Iaceornis Temporal range: Late Cretaceous, 83.5 Ma PreꞒ Ꞓ O S D C P T J K Pg N ↓

Scientific classification
- Domain: Eukaryota
- Kingdom: Animalia
- Phylum: Chordata
- Clade: Dinosauria
- Clade: Saurischia
- Clade: Theropoda
- Clade: Avialae
- Clade: Ornithuromorpha
- Clade: Ornithurae
- Genus: †Iaceornis Clarke, 2004
- Species: †I. marshi
- Binomial name: †Iaceornis marshi Clarke, 2004

= Iaceornis =

- Genus: Iaceornis
- Species: marshi
- Authority: Clarke, 2004
- Parent authority: Clarke, 2004

Extinct genus of dinosaurs

Iaceornis is a genus of marine ornithuran dinosaurs closely related to modern birds. It was endemic to North America during the Late Cretaceous, living about 83.5 million years ago. It is known from a single fossil specimen found in Gove County, Kansas, and consisting of a partial skeleton lacking a skull.

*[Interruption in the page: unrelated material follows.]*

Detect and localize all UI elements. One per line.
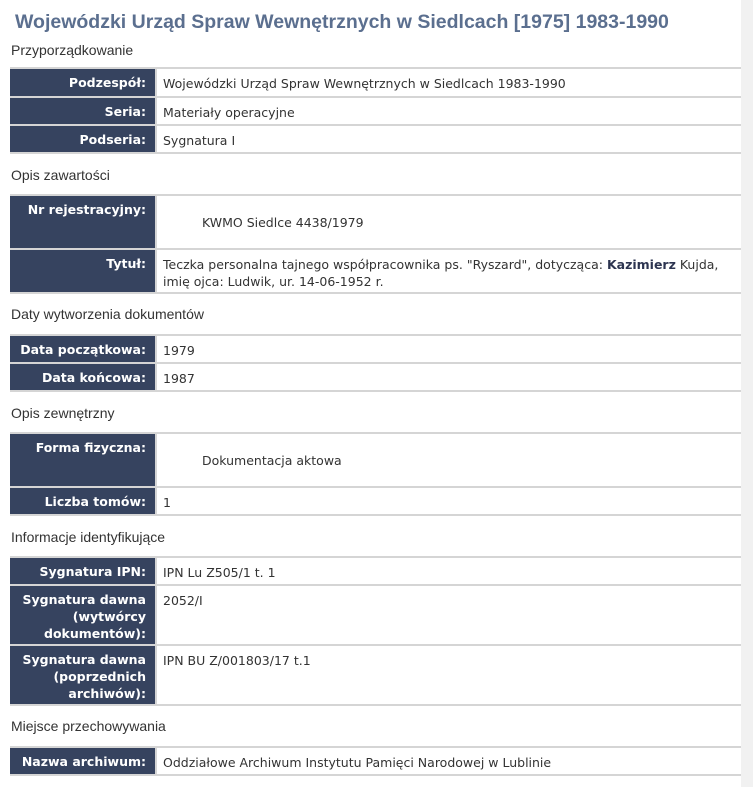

Since it was first discovered by Othniel Charles Marsh in 1877, the specimen (YPM 1734) was long considered to belong to the contemporary species Apatornis celer. Because it is relatively complete, most discussions of Apatornis actually focused on the Iaceornis fossil. In 2004, paleontologist Julia A. Clarke showed that the skeleton actually differed in important characteristics of the wing bones from the true, holotype specimen of Apatornis. Therefore, she assigned the more complete remains to a new genus and species, Iaceornis marshi, meaning "Marsh's neglected bird".

In Clarke's phylogenetic analysis, she found that Iaceornis is more advanced than Ichthyornis but less advanced than modern birds.